35.2 Clean

The clean utility will produce a cleaned version of an input PDF. It can apply a range of different options, a full list of which can be obtained by running mutool clean with no options:

$ mutool clean 
usage: mutool clean [options] input.pdf [output.pdf] [pages] 
      -p -   password 
      -g    garbage collect unused objects 
      -gg   in addition to -g compact xref table 
      -ggg   in addition to -gg merge duplicate objects 
      -gggg  in addition to -ggg check streams for duplication 
      -l    linearize PDF 
      -a    ascii hex encode binary streams 
      -d    decompress streams 
      -z    deflate uncompressed streams 
      -f    compress font streams 
      -i    compress image streams 
      -s    clean content streams 
      pages  comma separated list of page numbers and ranges

The arguments here are fairly self explanatory, and usage is best explained with a few examples.

Firstly, and most simply, clean can be used to try to repair broken files.

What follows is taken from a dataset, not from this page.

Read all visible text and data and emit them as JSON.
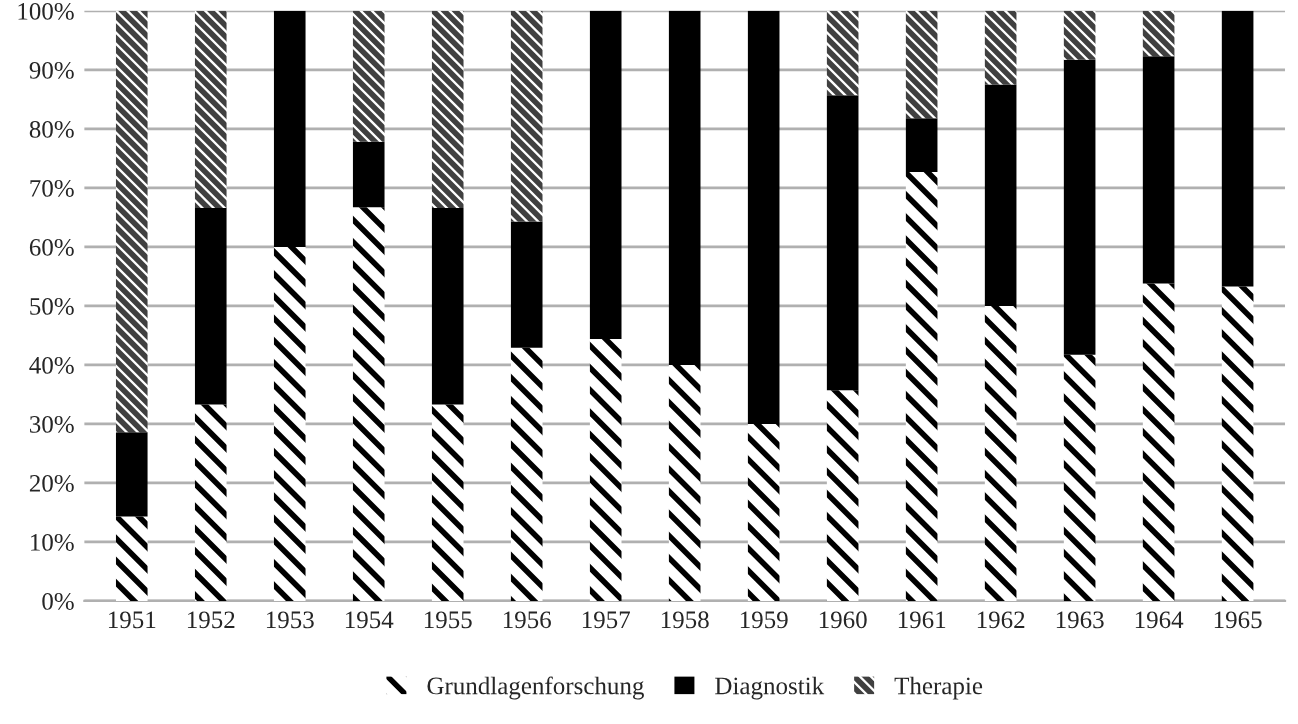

Many PDF files found in the wild are broken - sometimes because of having been corrupted, either by transmission/archiving problems, but a disappointing amount by just having been created by bad PDF writing software. Running a clean pass will attempt to repair the files:

mutool clean in.pdf out.pdf

Individual pages (or page ranges) can be extracted from a PDF. For example:

mutool clean -gggg in.pdf out.pdf 1-10,12

That will extract the pages 1 to 10, and page 12 of in.pdf and output it into a new out.pdf. The -gggg options ensure that unused objects will be dropped from the PDF.

An 8 page PDF might be rearranged into booklet form using:

mutool clean -gggg in.pdf out.pdf 8,1,7,2,6,3,5,4

Finally, a more exotic, but very common example; if someone reports a problem seen on page 4 of a given PDF, the following command will extract that page, and expand the content streams, without decompressing the images or the fonts:

mutool clean -difgggg in.pdf out.pdf 4

If this file still exhibits the same problem, it is generally far easier to debug through it than the original one was.